Hollande l'a accusé de laxisme en matière de sécurité et a promis de faire
mieux que lui s'il était élu.
Sur
la question de la criminalisation des personnes qui visitent des sites
internet, la réponse du PS a surtout consisté à critiquer ces mesures, au motif
qu'elles ne sont pas assez efficaces contre les terroristes, laissant de côté
la question du caractère profondément antidémocratique de la loi elle-même.
L'« expert en sécurité » du PS, le sénateur Fraçois Rebsamen a
déclaré que le projet pourrait « se révéler inutile, inefficace, voire
contre-productif. »
Hollande
a dit, « L'enjeu est trop grave pour légiférer dans la précipitation sans
mesurer les conséquences des mesures et leur efficacité. »

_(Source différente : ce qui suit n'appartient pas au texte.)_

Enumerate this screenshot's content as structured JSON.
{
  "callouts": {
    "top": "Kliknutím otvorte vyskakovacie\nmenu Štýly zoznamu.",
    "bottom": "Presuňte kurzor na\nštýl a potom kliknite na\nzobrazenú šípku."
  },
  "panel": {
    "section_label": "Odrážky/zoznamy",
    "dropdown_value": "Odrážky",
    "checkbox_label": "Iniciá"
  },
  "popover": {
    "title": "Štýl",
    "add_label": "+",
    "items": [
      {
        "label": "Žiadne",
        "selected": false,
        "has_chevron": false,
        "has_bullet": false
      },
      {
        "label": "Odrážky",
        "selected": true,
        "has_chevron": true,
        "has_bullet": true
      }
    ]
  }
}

Il réfute toujours les accusations selon
lesquelles il serait trop tolérant en matière d'immigration en affirmant ses
références sécuritaires. Il a dit sur France 2 le 16 mars, « Il y aura une brigade spécialisée de lutte contre les
filières clandestines, les passeurs. C'est là que nous devons agir. »
Le
PS et ses soutiens de la « gauche » petite-bourgeoise, le Nouveau
Parti anticapitaliste (NPA) ou le Front de Gauche de Jean-Luc Mélenchon, qui
comprend le Parti de Gauche (PG) et le Parti communiste français (PCF)

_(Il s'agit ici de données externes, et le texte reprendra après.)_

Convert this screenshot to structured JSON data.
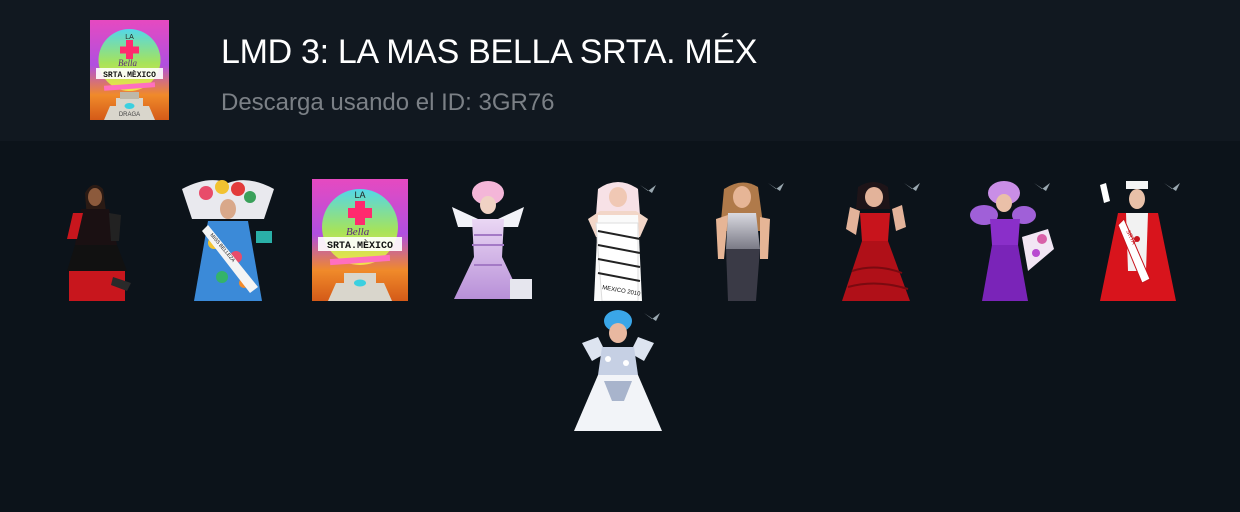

stalinien, sont incapables de s'opposer sérieusement aux nouvelles lois
antidémocratiques de Sarkozy. Ils ont tous soutenu les mesures sécuritaires
utilisées par Sarkozy pour attiser des sentiments chauvins. Parmi elles on
compte les lois interdisant le port du voile islamique à l'école et de la burqa
dans tous les lieux publics ainsi que la guerre de Sarkozy contre la Libye.
Bien
qu'il ait dénoncé le « délire de la famille Le Pen » dans un discours
fait à Lille le 28 mars après les tueries de Toulouse, Mélenchon soutient lui
aussi la politique impérialiste qui sous-tend la politique intérieure
sécuritaire et droitière de la France. Dans ce même discours de Lille, il avait
préconisé des visas sociaux et environnementaux aux frontières de l'Europe pour
lutter contre les délocalisations. Mélenchon avait voté au parlement européen
en faveur de l'intervention de l'OTAN en Libye.